Acho que este é que é o cerne do problema: o telemóvel alterou irreversivelmente a nossa relação com o telefone. Agora, não somos nós que temos que estar junto do telefone para podermos comunicar, é o telefone que tem que estar connosco, e já. Com o telemóvel, a comunicação tornou-se uma coisa imediata, rápida, não planeada. Não precisamos de nos dirigir a um telefone, porque o telefone está aqui na nossa mão.

O lugar do telefone na nossa vida mudou. Antes, o lugar onde estava o telefone era um ponto âncora da família e das nossas relações: o lar era o sítio onde estava o telefone. Agora, o telefone vai connosco para a toda a parte, é um instrumento deste nomadismo moderno e cosmopolita que nos permite manter intactas as nossas relações independentemente do sítio onde nos encontremos.

Durante algum tempo, as pessoas tinham relutância em usar livremente o telemóvel, porque sabiam que era mais caro; mas, agora, usam-no de forma cada vez mais impensada, mesmo não ignorando que continua, em muitas situações, a ser mais caro.
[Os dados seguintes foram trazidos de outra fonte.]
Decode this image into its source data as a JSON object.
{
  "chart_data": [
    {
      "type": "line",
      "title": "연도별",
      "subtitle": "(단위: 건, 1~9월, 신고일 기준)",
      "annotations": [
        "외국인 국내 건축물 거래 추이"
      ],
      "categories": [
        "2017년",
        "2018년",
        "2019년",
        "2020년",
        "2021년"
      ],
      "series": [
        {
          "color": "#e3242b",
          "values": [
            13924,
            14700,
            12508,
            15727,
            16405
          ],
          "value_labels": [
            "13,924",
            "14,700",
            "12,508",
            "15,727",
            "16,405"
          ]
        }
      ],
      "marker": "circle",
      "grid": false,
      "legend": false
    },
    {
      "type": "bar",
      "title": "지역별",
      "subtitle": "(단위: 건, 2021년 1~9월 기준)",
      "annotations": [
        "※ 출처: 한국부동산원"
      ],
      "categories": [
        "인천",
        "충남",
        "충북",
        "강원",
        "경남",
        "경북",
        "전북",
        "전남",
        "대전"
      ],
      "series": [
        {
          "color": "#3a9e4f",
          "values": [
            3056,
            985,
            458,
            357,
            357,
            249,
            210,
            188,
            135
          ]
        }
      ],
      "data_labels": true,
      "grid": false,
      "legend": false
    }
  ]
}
É claro que é mais caro, exactamente do mesmo modo que a TV Cabo é mais cara do que a recepção por antena, mas o facto é que cada vez menos gente se rala com issso.

Com tudo isto, o telefone fixo tornou-se um artefacto obsoleto, uma coisa da avozinha, um resquício de um tempo que, embora possa despertar alguma nostalgia, já não existe. Este é que me parece ser o problema central que é preciso enfrentar.

Para resolver isto, desconfio que não será suficiente dizer às pessoas que as chamadas móveis são mais caras, algo que, para além de nem sempre ser verdade, as pessoas já sabem.

O que é necessário é reposicionar o telefone fixo. Mas será isso possível?

Em primeiro lugar, o telefone fixo tem uma série de vantagens inquestionáveis sobre o móvel. Por exemplo: praticamente nunca ocorrem falhas de cobertura ou de ligação; não corre o risco de ficar sem bateria; os telefones não se avariam com tanta facilidade; os telefones não são roubados com tanta facilidade; os telefones não se perdem com tanta facilidade; nunca se tem que pagar as chamadas que os outros nos fazem.

Para além disso, o telefone fixo pode ter hoje muitas funcionalidades a que se habituaram os utilizadores dos telemóveis. Assim, basta não terem fios para que possam ser usados pela casa toda, o que já resolve muitos problemas. Depois, podem ter voice mail, transferência de chamadas, agenda, SMS, indicação de quem está a ligar ou ligou, toques personalizados, etc., etc. Aparentemente, uma grande maioria das pessoas não sabe disso.

Tudo isto é interessante, mas não é, a meu ver, decisivo. O telefone fixo só pode regressar ao centro das atenções se for reposicionado como um artefacto inovador, com potencial para simplificar a nossa vida e torná-la mais agradável. E isso só pode suceder se o fixo for associado a soluções tecnológicas de vanguarda.

Muito mais haveria a dizer sobre isto; mas, para já, fico-me por aqui.